While meant to be life-saving, cancer treatments can be tough on the body, specifically the heart. For patients with an underlying heart condition, cancer treatment could make them especially vulnerable.
“That doesn’t mean everyone will have cardiovascular complications following cancer treatment,” Dr. Fradley said. But “a variety of cardiovascular toxicities are associated with cancer therapeutics, the most common example being heart failure. However, heart attacks, heart rhythm disorders and heart valve disease can also occur.”
Not every cancer patient will experience heart complications, and if they do appear, it could be years after the patient has completed cancer treatment.
What is important to know, Dr.
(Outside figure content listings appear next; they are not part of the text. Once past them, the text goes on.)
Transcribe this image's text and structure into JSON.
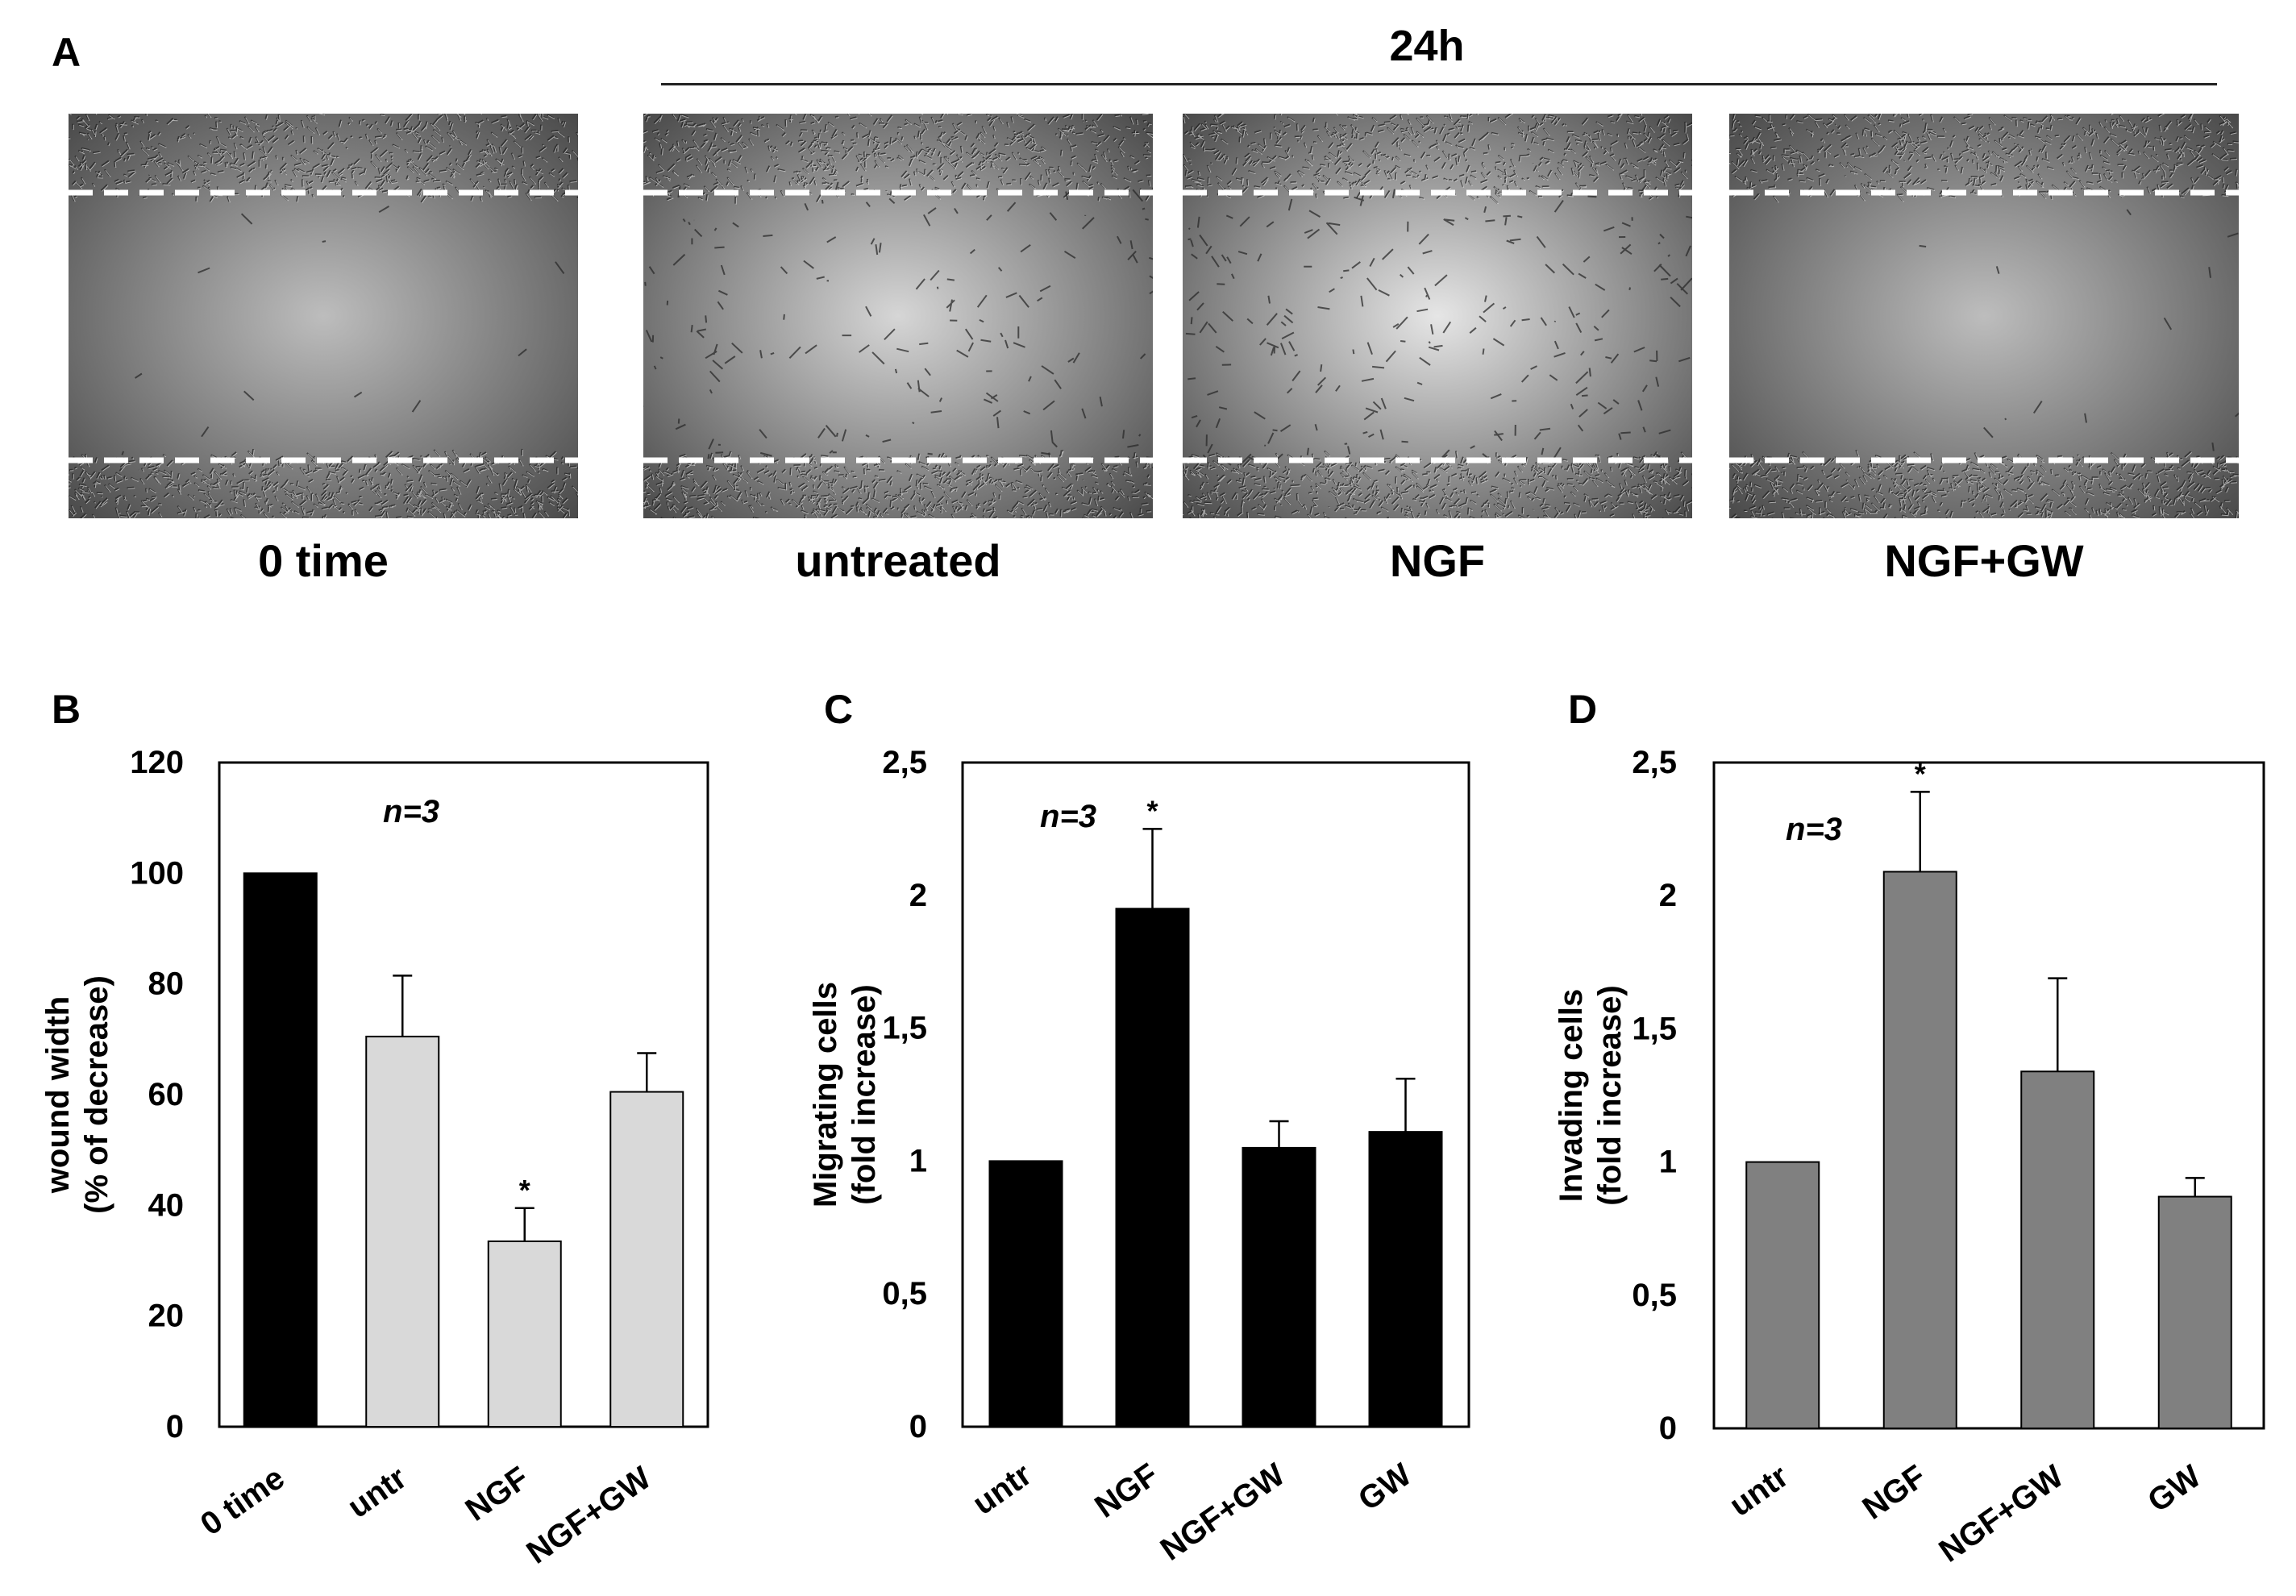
{
  "panel_labels": {
    "a": "A",
    "b": "B",
    "c": "C",
    "d": "D"
  },
  "panel_a": {
    "timepoint": "24h",
    "images": [
      {
        "caption": "0 time",
        "gap": "open"
      },
      {
        "caption": "untreated",
        "gap": "partial"
      },
      {
        "caption": "NGF",
        "gap": "closing"
      },
      {
        "caption": "NGF+GW",
        "gap": "open"
      }
    ]
  },
  "chart_data": [
    {
      "panel": "B",
      "type": "bar",
      "ylabel": [
        "wound width",
        "(%  of decrease)"
      ],
      "categories": [
        "0 time",
        "untr",
        "NGF",
        "NGF+GW"
      ],
      "values": [
        100,
        70.5,
        33.5,
        60.5
      ],
      "errors": [
        0,
        11,
        6,
        7
      ],
      "significance": [
        "",
        "",
        "*",
        ""
      ],
      "bar_colors": [
        "#000000",
        "#d9d9d9",
        "#d9d9d9",
        "#d9d9d9"
      ],
      "ylim": [
        0,
        120
      ],
      "yticks": [
        0,
        20,
        40,
        60,
        80,
        100,
        120
      ],
      "ytick_labels": [
        "0",
        "20",
        "40",
        "60",
        "80",
        "100",
        "120"
      ],
      "annotation": "n=3",
      "grid": false
    },
    {
      "panel": "C",
      "type": "bar",
      "ylabel": [
        "Migrating cells",
        "(fold increase)"
      ],
      "categories": [
        "untr",
        "NGF",
        "NGF+GW",
        "GW"
      ],
      "values": [
        1.0,
        1.95,
        1.05,
        1.11
      ],
      "errors": [
        0,
        0.3,
        0.1,
        0.2
      ],
      "significance": [
        "",
        "*",
        "",
        ""
      ],
      "bar_colors": [
        "#000000",
        "#000000",
        "#000000",
        "#000000"
      ],
      "ylim": [
        0,
        2.5
      ],
      "yticks": [
        0,
        0.5,
        1,
        1.5,
        2,
        2.5
      ],
      "ytick_labels": [
        "0",
        "0,5",
        "1",
        "1,5",
        "2",
        "2,5"
      ],
      "annotation": "n=3",
      "grid": false
    },
    {
      "panel": "D",
      "type": "bar",
      "ylabel": [
        "Invading cells",
        "(fold increase)"
      ],
      "categories": [
        "untr",
        "NGF",
        "NGF+GW",
        "GW"
      ],
      "values": [
        1.0,
        2.09,
        1.34,
        0.87
      ],
      "errors": [
        0,
        0.3,
        0.35,
        0.07
      ],
      "significance": [
        "",
        "*",
        "",
        ""
      ],
      "bar_colors": [
        "#808080",
        "#808080",
        "#808080",
        "#808080"
      ],
      "ylim": [
        0,
        2.5
      ],
      "yticks": [
        0,
        0.5,
        1,
        1.5,
        2,
        2.5
      ],
      "ytick_labels": [
        "0",
        "0,5",
        "1",
        "1,5",
        "2",
        "2,5"
      ],
      "annotation": "n=3",
      "grid": false
    }
  ]
}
Fradley said, is that treating a cancer patient with problems of the heart differs from treating someone who has not undergone cancer treatment.
“We know that cancer survivors are at a higher risk of cardiovascular disease than noncancer survivor populations,” Dr. Fradley said. “As more patients are living longer and surviving different cancers, it becomes increasingly important to monitor and treat these cardiovascular issues. The last thing we want is for cardiovascular issues to become a barrier for a patient to receive potentially life-saving cancer treatments or for someone to survive cancer only to be left with lifelong debilitating cardiovascular disease.”
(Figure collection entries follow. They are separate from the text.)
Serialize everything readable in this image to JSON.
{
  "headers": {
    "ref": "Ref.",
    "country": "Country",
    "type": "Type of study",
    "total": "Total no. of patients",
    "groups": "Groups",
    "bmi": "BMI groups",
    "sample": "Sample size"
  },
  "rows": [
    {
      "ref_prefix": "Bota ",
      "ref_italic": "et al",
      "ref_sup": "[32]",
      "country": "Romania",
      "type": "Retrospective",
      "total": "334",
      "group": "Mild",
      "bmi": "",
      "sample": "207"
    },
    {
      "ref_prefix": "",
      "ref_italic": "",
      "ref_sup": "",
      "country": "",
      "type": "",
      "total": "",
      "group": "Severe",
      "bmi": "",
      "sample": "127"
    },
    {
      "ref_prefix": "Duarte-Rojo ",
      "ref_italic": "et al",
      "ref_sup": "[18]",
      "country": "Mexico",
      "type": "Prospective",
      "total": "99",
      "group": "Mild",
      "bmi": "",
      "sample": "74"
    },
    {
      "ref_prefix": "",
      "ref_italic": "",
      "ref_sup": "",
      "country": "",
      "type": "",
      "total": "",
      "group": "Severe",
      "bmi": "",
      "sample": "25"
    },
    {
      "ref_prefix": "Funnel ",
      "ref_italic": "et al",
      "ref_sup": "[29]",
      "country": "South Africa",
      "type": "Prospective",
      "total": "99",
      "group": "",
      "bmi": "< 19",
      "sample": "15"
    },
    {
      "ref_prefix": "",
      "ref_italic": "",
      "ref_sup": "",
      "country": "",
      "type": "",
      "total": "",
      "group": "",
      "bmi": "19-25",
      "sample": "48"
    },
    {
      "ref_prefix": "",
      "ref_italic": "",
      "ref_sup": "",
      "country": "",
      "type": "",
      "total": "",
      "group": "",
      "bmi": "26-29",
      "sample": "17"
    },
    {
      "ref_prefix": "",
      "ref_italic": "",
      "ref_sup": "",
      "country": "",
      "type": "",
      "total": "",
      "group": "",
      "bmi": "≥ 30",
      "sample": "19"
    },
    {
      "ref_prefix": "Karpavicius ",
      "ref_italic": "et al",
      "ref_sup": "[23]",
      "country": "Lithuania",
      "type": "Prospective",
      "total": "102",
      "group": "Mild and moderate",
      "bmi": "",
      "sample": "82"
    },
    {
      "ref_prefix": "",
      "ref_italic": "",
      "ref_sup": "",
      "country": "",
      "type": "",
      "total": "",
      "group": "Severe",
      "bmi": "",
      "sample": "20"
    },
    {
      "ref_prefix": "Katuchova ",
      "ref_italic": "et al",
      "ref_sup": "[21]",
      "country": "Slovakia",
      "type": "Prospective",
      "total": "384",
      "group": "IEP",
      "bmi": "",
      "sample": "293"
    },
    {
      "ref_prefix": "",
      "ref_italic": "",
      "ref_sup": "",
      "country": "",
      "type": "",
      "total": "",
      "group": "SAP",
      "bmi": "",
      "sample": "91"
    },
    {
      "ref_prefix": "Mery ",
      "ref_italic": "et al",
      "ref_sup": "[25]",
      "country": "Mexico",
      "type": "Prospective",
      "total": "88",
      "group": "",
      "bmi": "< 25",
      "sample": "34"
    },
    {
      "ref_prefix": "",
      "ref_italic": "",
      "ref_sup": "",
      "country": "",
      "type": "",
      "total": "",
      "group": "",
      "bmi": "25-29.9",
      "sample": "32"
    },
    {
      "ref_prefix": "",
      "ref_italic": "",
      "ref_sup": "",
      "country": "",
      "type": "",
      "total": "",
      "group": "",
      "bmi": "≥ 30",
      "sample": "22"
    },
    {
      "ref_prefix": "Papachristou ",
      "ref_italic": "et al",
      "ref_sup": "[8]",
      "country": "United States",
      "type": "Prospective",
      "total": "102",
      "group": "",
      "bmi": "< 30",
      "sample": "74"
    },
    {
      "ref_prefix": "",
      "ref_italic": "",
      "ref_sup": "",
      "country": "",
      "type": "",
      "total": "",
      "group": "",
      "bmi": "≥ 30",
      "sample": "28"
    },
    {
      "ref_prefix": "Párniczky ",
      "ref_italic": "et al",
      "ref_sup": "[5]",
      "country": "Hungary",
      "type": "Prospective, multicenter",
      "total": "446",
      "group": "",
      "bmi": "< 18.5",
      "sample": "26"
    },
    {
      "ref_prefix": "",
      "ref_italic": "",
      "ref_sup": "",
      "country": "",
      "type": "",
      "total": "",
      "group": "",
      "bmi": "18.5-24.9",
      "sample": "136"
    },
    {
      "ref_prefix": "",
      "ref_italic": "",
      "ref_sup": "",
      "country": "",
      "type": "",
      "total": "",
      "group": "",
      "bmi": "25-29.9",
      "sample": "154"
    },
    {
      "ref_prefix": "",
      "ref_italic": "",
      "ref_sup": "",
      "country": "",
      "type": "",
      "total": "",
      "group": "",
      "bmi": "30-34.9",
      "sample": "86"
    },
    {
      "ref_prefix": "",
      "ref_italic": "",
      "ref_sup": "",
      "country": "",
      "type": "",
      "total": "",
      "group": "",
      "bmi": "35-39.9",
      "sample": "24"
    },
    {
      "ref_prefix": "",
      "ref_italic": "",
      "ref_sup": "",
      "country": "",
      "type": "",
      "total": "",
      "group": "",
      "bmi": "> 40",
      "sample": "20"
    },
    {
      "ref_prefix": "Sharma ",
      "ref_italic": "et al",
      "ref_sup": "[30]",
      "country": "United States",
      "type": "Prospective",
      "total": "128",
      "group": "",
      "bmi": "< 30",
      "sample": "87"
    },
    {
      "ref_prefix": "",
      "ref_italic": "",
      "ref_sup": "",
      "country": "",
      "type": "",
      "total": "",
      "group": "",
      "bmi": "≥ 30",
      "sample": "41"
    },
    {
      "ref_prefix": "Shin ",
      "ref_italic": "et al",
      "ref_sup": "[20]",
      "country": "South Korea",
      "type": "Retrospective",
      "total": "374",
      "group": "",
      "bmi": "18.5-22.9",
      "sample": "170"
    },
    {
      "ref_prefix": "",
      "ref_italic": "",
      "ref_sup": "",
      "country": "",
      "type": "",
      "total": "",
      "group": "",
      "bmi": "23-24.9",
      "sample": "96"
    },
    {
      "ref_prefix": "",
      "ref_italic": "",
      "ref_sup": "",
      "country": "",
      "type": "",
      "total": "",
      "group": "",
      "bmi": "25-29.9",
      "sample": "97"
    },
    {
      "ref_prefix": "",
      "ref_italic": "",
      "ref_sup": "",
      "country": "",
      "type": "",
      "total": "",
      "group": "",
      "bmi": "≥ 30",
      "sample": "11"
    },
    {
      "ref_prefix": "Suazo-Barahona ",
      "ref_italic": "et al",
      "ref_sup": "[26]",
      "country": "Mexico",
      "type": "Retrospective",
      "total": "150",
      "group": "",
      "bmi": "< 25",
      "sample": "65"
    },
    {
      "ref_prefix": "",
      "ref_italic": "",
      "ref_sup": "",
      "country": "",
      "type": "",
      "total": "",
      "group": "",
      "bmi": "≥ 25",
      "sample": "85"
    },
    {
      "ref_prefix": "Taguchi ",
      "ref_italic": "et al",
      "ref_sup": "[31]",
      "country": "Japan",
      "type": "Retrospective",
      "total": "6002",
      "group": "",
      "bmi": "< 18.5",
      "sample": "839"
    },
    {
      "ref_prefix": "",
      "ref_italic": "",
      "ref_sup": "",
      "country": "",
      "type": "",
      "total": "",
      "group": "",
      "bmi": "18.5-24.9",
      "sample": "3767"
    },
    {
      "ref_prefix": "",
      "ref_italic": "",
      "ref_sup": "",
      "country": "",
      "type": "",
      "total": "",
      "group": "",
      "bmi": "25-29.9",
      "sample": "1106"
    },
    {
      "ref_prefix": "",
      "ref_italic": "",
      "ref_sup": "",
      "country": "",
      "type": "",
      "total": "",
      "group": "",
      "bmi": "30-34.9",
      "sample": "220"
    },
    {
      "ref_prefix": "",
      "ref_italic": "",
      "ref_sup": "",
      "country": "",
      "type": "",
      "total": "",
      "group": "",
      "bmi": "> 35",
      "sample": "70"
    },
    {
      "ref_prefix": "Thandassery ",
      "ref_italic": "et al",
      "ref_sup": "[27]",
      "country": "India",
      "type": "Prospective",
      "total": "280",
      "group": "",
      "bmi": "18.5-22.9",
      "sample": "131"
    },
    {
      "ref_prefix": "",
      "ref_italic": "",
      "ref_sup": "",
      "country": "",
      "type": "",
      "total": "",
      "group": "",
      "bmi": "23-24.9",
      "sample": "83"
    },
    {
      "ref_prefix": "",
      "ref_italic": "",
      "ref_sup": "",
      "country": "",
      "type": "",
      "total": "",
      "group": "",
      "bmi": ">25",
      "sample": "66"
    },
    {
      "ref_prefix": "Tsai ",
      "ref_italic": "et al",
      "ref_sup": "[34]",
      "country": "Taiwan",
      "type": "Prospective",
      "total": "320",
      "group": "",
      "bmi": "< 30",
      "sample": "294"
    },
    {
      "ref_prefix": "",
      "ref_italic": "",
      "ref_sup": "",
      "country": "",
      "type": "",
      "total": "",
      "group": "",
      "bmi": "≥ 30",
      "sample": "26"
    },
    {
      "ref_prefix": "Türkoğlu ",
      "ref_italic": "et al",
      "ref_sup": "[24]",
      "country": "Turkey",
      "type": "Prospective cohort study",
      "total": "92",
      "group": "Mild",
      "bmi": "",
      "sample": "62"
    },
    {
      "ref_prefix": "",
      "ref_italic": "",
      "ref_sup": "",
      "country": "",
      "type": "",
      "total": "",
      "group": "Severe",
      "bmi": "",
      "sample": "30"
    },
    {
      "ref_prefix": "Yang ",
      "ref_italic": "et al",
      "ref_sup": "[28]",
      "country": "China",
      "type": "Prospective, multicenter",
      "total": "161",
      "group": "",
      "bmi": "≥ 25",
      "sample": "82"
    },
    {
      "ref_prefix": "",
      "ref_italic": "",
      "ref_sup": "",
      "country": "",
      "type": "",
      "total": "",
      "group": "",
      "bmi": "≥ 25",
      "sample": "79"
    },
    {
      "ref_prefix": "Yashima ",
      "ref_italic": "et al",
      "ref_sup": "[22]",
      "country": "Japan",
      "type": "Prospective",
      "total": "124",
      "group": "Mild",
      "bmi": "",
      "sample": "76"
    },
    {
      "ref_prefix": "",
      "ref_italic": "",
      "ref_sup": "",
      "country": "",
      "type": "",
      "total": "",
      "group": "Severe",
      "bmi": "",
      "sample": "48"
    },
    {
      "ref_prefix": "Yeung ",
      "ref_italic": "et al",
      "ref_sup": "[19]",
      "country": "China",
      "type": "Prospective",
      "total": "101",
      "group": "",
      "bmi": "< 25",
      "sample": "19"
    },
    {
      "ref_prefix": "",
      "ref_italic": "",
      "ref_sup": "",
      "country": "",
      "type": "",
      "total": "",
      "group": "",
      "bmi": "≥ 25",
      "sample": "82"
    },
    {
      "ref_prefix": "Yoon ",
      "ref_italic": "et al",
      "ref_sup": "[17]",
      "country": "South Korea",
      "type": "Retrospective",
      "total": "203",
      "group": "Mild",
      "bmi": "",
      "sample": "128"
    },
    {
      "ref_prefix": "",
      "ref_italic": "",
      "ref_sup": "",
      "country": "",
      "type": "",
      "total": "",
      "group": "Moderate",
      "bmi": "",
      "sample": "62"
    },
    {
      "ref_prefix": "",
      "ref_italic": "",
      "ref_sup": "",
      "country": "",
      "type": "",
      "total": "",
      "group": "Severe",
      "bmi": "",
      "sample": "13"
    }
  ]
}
At Moffitt, our Cardio-Oncology Program collaborates closely with all cancer clinics, which better prepares doctors and patients for potential risks involving the heart.
“For both cancer patients and survivors, there is a huge benefit to being treated in a cancer center with a cardio-oncology program,” Dr. Fradley said. “We are a cancer center and we treat cancer. Our cardio-oncology team understands the complexities of their health care.”